As Terrence J, a co-host of the preshow, toggling between a bright yellow suit and a periwinkle blue jacket, said, “I haven’t worn anything bright or loud for months now,” and it was about time.
So Ms. Seales kicked off the show with a monologue that tackled the racial justice agony and power of the moment while wearing a minidress and matching knee-high boots from the Pyer Moss February collection, shown at the Kings Theater in Brooklyn. That collection was dedicated to Sister Rosetta Tharpe, the so-called godmother of rock ’n’ roll, who was also depicted on the dress. The print was drawn by Richard Phillips, a black artist who was wrongfully imprisoned in a Michigan jail for 46 years.
Later, WWD noted, she would change into looks by Romeo Hunte, Sergio Hudson and Brother Vellies (whose founder, Aurora James, has started the 15 Percent Pledge, an initiative urging retailers to devote 15 percent of their shelf space to black-owned brands). She also wore an extravagant custom-made off-the-shoulder ball gown in an African floral print by Claude Kameni, the Cameroon-born founder of Lavie by CK, a New York label known for its use of African wax prints.
Ms. Seales also sprinkled in references to fashion moments in black culture past, like the power jackets-with-matching-hats of Hilary Banks (played by Karyn Parsons) in “The Fresh Prince of Bel Air.” Before finally wrapping everything up in a leisure suit by Dapper Dan of Harlem.
But before that happened, there was Lizzo — in her backyard, hoisting a drink while wearing a zebra print suit and lace bustier to present the Video of the Year award. And then changing into an off-the-shoulder black velvet dress with a giant white ruffle running over one shoulder and down the side, like a supersonic nod to all the proms that didn’t happen, to accept her award as Best Female R&B/Pop Artist.
Here was Jennifer Hudson, in an emerald green Reem Acra one-shoulder dress with a glittering black fishnet bodysuit beneath, performing Nina Simone’s “To Be Young, Gifted and Black,” and Wayne Brady in a gold tux with matching gold bow tie (and matching backup dancers in gold face masks) honoring Little Richard.
There was Alicia Keys, in a sweeping black leather trench, black crop top and black trousers, playing piano on a rain-soaked (tear-soaked) street painted with the names of black men and women killed by the police.
Here was Megan Thee Stallion in teeny Mad Max-esque leather hot pants and a feathered, lariat-festooned top for her video, swapped for a Grayscale dress that played peekaboo with her torso to receive her award for Best Female Hip Hop Artist.

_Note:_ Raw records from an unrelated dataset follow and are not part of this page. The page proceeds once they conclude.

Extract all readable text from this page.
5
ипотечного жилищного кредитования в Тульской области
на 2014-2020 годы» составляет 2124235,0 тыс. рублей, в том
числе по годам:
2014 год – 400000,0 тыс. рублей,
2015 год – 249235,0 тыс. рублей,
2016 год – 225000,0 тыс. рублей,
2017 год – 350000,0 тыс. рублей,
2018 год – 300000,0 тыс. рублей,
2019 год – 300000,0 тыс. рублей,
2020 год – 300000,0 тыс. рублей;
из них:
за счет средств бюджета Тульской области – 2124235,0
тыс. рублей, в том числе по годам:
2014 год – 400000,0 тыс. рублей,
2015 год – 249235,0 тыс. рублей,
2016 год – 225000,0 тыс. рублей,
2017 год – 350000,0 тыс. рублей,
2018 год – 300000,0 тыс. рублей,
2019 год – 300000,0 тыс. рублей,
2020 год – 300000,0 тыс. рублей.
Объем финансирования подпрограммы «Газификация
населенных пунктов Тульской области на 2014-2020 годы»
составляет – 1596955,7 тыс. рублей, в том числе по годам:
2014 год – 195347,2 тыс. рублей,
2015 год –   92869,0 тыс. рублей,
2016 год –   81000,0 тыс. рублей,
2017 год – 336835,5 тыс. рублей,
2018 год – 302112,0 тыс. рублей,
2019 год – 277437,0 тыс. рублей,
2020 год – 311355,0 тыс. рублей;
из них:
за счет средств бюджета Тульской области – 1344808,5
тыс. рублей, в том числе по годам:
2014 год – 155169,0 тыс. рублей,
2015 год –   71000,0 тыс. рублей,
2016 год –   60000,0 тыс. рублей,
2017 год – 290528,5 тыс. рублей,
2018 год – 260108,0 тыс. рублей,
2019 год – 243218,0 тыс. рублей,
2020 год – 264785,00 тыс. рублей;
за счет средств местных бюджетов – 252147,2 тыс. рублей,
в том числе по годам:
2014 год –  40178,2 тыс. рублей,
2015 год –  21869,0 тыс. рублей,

And at the end, there was Beyoncé, receiving the Humanitarian Award (introduced by Michelle Obama, in black jacket), urging everyone to go out and vote “like our life depends on it,” and beatific in a black strapless gown with a sweetheart neckline below a sparkling royal choker, like John Singer Sargent’s “Madame X” reimagined for a different narrative.

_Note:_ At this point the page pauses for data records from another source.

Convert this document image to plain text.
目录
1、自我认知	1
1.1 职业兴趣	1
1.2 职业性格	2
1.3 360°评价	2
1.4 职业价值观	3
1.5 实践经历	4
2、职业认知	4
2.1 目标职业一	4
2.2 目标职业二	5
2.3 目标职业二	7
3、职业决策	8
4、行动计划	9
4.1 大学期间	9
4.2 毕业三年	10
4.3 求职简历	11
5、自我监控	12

In the meantime, however, her appearance, like so many others during the show, was a vote in itself for the power of image; a potent reminder that the red carpet (or what it stands for) can combine gorgeousness and value. Especially if when it returns — if it does — we remember that every pose has content, and the accessories and gowns and tuxes, should be deliberately chosen to make a point, not just profit.